La joven, que al principio le oyó con mucha complacencia creyendo hablaba de fiestas que había de compartir, al comprender que trataban de transportarla sola a otro mundo de agitación, emociones y libertad, para ella desconocido, se enfureció.
--¿Y eres tú quien propone eso?
--Naturalmente.
--¿Tú?...
--Claro, mujer--repuso Alfonso con aire inocente.
--¡Eres un embustero!
--Cómo, ¿hay en mi deseo algo extraordinario? ¿Te he pedido permiso para vestir de moro, obligar a las personas que nos visiten a quitarse los zapatos como si esto fuese una mezquita, o establecer la poligamia en mi casa?... Pues, entonces, ¿de qué te asustas?

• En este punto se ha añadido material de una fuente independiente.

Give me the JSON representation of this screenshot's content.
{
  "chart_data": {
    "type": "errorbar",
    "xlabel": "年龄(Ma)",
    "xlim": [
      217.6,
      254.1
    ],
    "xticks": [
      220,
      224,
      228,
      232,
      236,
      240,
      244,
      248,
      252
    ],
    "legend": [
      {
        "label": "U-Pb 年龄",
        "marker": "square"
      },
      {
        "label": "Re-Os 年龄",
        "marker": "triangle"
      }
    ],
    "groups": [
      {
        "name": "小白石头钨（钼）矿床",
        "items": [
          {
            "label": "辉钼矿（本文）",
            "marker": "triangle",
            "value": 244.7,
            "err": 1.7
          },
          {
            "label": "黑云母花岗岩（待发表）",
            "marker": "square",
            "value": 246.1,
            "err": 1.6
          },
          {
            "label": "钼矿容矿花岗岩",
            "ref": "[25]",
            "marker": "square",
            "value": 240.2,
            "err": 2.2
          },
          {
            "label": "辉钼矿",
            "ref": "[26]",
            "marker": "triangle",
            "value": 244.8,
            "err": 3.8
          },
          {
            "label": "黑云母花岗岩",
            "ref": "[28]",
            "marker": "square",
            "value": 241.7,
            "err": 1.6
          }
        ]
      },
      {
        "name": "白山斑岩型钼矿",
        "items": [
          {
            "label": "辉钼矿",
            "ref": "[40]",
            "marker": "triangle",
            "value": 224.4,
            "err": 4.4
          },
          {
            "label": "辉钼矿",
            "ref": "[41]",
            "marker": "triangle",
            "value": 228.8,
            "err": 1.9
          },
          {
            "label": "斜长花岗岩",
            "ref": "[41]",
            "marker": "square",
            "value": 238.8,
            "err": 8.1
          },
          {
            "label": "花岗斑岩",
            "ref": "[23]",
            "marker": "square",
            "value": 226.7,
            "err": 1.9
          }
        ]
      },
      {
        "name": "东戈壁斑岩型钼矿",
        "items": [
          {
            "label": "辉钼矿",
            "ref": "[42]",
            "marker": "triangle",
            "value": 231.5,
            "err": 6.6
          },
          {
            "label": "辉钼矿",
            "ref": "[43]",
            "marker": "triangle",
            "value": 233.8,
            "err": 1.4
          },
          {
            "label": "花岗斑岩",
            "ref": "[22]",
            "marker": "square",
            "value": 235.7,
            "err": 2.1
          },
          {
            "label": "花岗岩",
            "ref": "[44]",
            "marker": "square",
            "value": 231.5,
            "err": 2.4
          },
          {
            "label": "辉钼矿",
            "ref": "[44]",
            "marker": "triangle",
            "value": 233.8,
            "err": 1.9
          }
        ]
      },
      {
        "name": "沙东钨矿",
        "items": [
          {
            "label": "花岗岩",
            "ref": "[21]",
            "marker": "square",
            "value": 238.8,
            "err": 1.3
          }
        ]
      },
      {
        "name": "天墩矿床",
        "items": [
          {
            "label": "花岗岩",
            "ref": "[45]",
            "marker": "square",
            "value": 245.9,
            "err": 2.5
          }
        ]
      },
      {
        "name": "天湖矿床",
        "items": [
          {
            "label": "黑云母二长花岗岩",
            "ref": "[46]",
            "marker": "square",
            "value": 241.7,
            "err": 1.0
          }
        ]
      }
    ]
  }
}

Pero Consuelo, irritada por el fingido candor de su esposo, prorrumpió en un chaparrón de sollozos y pucheritos.
--No me quieres ni me has querido nunca--decía--, pues si me quisieras un poco no te atreverías a proponerme esa infamia. ¡Si no te conozco, si pareces otro hombre, si estoy por creer que eres un cualquiera, un don nadie, el vecino de enfrente, que se ha puesto una cara igual a la tuya para engañarme!...
--Muchacha--respondió Sandoval desconcertado--, mi proposición es inofensiva, pero tienes un geniecillo tan arrebatado, que ves un bombardeo donde sólo hay un tiro de pichón.